3.16 Omdat de totstandkoming van een echtscheiding zowel voor de betrokken partijen zelf als voor de rechtspositie van derden ingrijpende rechtsgevolgen heeft, dient omtrent het tijdstip en de geldigheid van de inschrijving grote betekenis aan de eisen van rechtszekerheid te worden toegekend. Partijen en derden hebben er derhalve belang bij dat de registers van de burgerlijke stand geen onjuistheden bevatten. De rechtbank is evenwel van oordeel dat, gelet op de concrete omstandigheden zoals hiervoor onder 3.8 tot en met 3.15 overwogen, aan de vrouw een beroep op die rechtszekerheid niet meer toekomt. In casu is sprake van een extreem lang tijdsverloop na de inschrijving; daarmee wijkt de situatie in sterke mate af van andere in de jurisprudentie beschreven gevallen, zoals NJ 1987, 933, NJ 1997, 356 en LJN AO 2096. Vanwege dit lange tijdsverloop in samenhang met de gedragingen van de vrouw is bij de man het gerechtvaardigd vertrouwen gewekt dat de registers van de burgerlijke stand de juiste informatie bevatten met betrekking tot de echtscheiding. Vanuit dat vertrouwen is de man tien jaar geleden opnieuw gehuwd, met alle gevolgen vandien op familierechtelijk, vermogensrechtelijk en erfrechtelijk gebied. Voorts heeft hij een onderneming opgezet dan wel uitgebouwd. Hij heeft gedurende drie jaren alimentatie aan de vrouw betaald en mocht gelet op de beschikkingen van 1993 ervan uitgaan dat daarmee aan zijn onderhoudsplicht jegens de vrouw een einde was gekomen. Door beide partijen zijn in de loop der tijd rechts-handelingen verricht waarvan de rechtsgeldigheid komt te vervallen, indien het verzoek van de vrouw zou worden toegewezen. Niet alleen de man, ook derden, onder wie zijn tweede echtgenote, zijn crediteuren en zakenpartners, zijn in de verstreken jaren van de uit de registers blijkende gegevens uitgegaan. Hun belangen moeten zwaarder wegen dan het belang van (enkel) de vrouw bij doorhaling van de inschrijving. De eisen van rechtszekerheid brengen derhalve in dit geval mede dat de registers van de burgerlijke stand niet meer gewijzigd worden.

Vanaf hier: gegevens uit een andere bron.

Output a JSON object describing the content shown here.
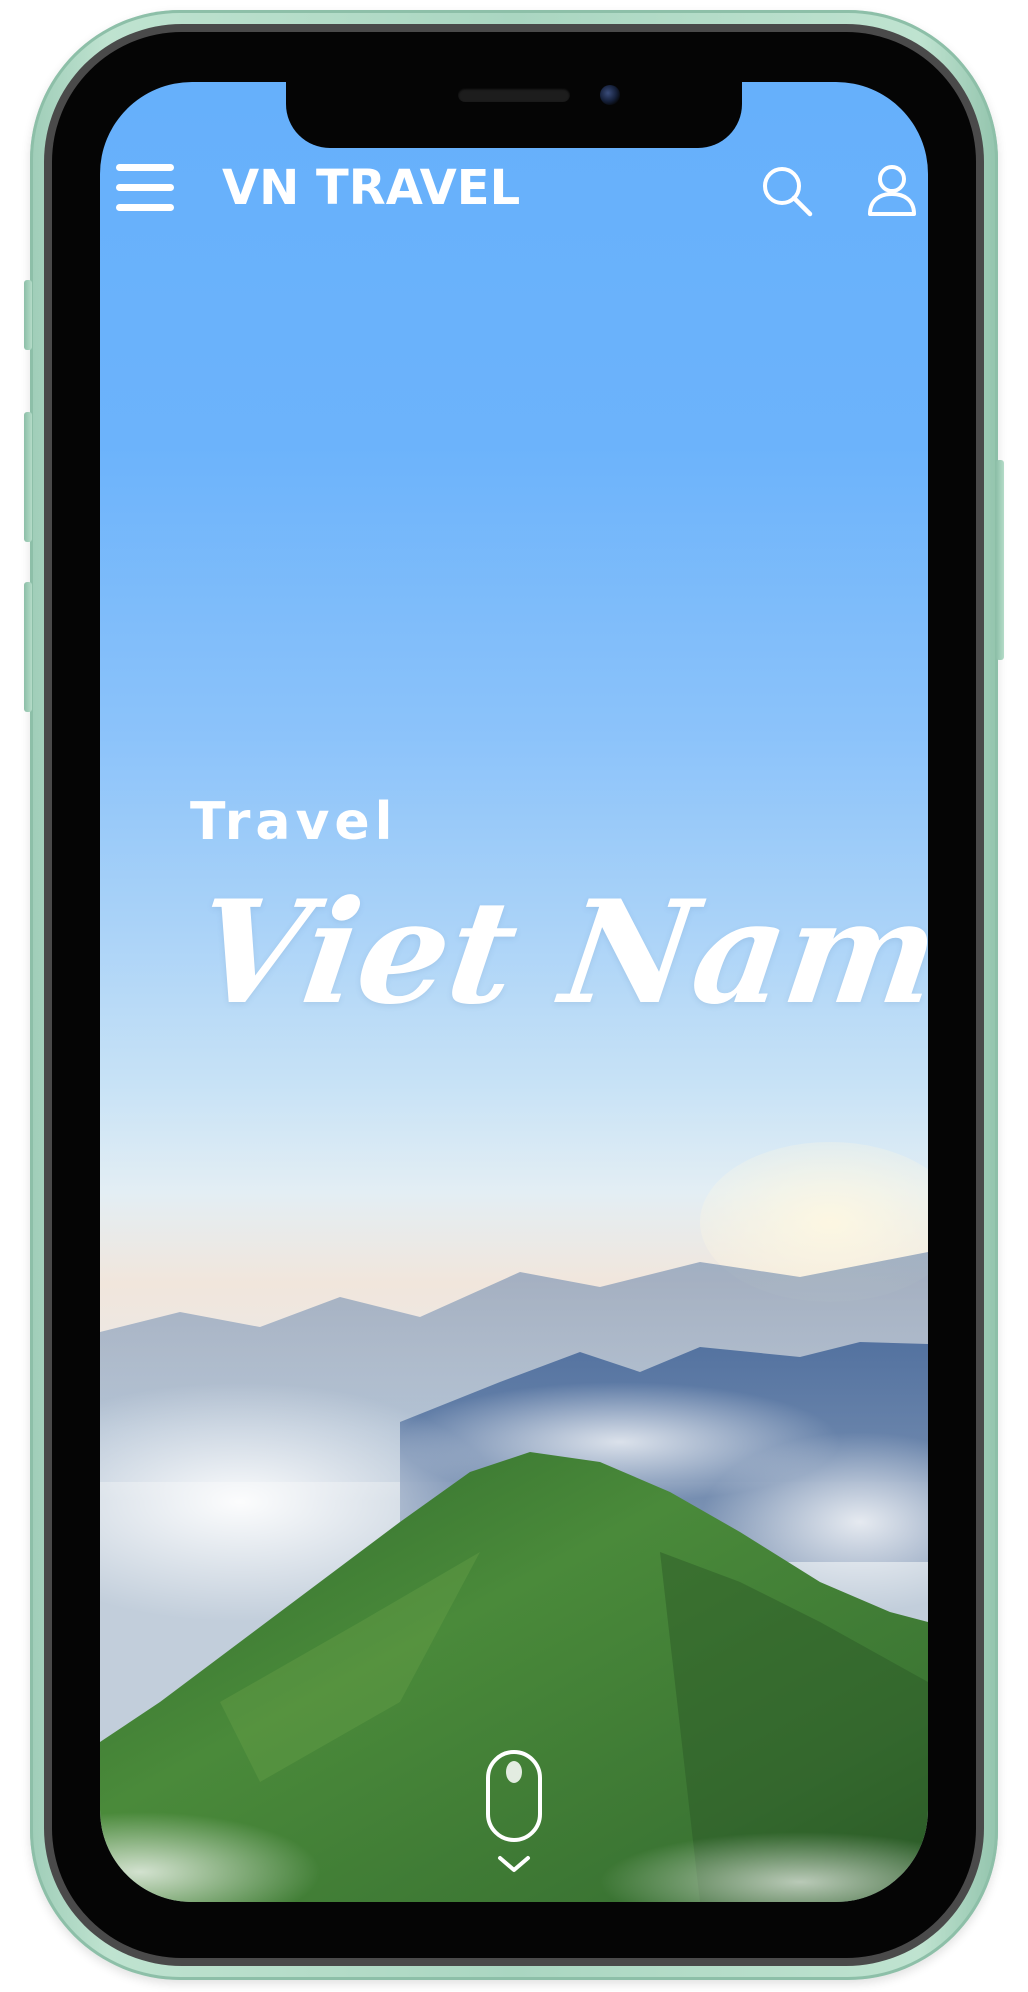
{
  "app": {
    "brand": "VN TRAVEL"
  },
  "header": {
    "menu_icon": "hamburger-menu-icon",
    "search_icon": "search-icon",
    "user_icon": "user-icon"
  },
  "hero": {
    "eyebrow": "Travel",
    "headline": "Viet Nam"
  },
  "scroll_hint": {
    "icon": "mouse-scroll-icon",
    "arrow": "chevron-down-icon"
  },
  "colors": {
    "sky_top": "#66b0fb",
    "text": "#ffffff",
    "device_frame": "#aad6c1",
    "mountain_green": "#3f7a34"
  }
}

Het verzoek van de vrouw zal dan ook worden afgewezen.
3.17 Aangezien deze procedure betrekking heeft op Boek 1 van het Burgerlijk Wetboek, zal de rechtbank bepalen dat iedere partij de eigen kosten draagt.
4. De beslissing
De rechtbank
wijst het verzoek af;
bepaalt dat iedere partij de eigen proceskosten draagt.
Deze beschikking is gegeven door mr Zander, vice-president, mr Gimbrère-Straetmans en mr Tempelaar, rechters, en uitgesproken ter openbare terechtzitting van 14 september 2004 in tegenwoordigheid van Gruijters, griffier.

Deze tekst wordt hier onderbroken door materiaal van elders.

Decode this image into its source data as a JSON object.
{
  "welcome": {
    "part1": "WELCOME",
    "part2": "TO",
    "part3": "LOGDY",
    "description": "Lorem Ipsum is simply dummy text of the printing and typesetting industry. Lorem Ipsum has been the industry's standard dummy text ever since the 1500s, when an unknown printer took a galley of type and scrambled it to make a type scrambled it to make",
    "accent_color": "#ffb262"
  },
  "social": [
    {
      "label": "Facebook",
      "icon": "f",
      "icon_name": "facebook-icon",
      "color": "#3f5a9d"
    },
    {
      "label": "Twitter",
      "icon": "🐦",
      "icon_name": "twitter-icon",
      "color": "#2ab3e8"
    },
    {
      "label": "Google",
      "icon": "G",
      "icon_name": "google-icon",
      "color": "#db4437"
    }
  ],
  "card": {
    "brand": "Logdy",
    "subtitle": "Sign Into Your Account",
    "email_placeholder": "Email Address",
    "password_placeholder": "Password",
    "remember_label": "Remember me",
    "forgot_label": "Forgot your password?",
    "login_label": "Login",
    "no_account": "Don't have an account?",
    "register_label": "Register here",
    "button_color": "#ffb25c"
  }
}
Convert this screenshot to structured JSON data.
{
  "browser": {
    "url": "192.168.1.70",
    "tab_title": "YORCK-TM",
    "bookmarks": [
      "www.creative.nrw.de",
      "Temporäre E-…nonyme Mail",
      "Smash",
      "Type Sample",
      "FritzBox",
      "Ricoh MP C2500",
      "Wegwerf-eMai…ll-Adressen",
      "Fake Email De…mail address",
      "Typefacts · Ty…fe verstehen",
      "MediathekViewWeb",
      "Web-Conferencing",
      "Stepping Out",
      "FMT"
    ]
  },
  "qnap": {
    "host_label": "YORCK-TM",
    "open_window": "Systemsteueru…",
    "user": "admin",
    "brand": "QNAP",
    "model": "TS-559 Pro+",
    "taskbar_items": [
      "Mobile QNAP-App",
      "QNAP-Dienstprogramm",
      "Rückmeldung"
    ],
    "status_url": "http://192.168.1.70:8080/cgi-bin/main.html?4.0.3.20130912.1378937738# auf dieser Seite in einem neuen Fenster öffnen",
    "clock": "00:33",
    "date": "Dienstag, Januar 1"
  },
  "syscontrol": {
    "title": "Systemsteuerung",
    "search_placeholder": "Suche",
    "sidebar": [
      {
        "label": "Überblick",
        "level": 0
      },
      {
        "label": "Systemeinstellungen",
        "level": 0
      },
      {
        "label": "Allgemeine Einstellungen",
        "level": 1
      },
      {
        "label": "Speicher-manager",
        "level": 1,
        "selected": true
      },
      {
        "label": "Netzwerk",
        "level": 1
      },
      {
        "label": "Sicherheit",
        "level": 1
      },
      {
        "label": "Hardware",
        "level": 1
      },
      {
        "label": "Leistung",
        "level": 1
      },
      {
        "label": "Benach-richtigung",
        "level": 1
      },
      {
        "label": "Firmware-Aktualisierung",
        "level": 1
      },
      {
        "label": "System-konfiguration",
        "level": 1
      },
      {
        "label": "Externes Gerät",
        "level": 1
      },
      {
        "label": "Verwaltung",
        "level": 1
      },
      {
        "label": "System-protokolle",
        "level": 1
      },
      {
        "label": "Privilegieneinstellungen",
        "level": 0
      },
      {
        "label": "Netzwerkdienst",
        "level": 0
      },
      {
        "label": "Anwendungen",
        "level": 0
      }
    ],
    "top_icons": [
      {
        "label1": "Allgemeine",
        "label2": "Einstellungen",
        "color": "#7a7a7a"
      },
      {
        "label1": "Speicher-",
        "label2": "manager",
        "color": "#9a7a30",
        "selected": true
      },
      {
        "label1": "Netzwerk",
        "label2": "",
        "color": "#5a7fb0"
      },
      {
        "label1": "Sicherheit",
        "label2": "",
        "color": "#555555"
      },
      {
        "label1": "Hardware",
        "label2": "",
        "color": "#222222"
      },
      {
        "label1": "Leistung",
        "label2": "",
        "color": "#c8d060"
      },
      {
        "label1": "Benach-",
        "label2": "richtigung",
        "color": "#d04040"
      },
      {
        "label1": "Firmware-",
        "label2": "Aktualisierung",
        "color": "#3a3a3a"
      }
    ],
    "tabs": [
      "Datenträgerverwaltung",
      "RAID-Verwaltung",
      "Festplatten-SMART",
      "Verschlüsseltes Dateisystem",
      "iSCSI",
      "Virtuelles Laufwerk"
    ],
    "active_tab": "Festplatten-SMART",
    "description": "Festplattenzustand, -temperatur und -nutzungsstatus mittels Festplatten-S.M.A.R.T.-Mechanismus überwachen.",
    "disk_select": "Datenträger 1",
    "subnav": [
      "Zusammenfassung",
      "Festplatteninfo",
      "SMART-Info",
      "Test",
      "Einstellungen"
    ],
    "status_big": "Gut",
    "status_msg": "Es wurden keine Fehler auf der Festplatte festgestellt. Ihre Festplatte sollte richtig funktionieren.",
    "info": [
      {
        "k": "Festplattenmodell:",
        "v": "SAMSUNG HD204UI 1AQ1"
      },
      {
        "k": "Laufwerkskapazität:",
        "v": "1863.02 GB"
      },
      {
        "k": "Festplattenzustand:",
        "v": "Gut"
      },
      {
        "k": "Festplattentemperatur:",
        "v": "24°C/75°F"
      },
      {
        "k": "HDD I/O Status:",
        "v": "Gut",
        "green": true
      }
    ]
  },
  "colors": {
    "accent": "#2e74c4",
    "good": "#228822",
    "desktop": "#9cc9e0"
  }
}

Tegen deze beschikking kan hoger beroep worden ingesteld:
a. door de verzoeker en degenen aan wie een afschrift van deze beschikking is verstrekt of verzonden: binnen drie maanden na de dag van de uitspraak;
b. door andere belanghebbenden: binnen drie maanden na de betekening van de beschikking of nadat deze hun op andere wijze bekend is geworden.
Het beroepschrift moet door tussenkomst van een procureur worden ingediend bij het gerechtshof te 's-Hertogenbosch.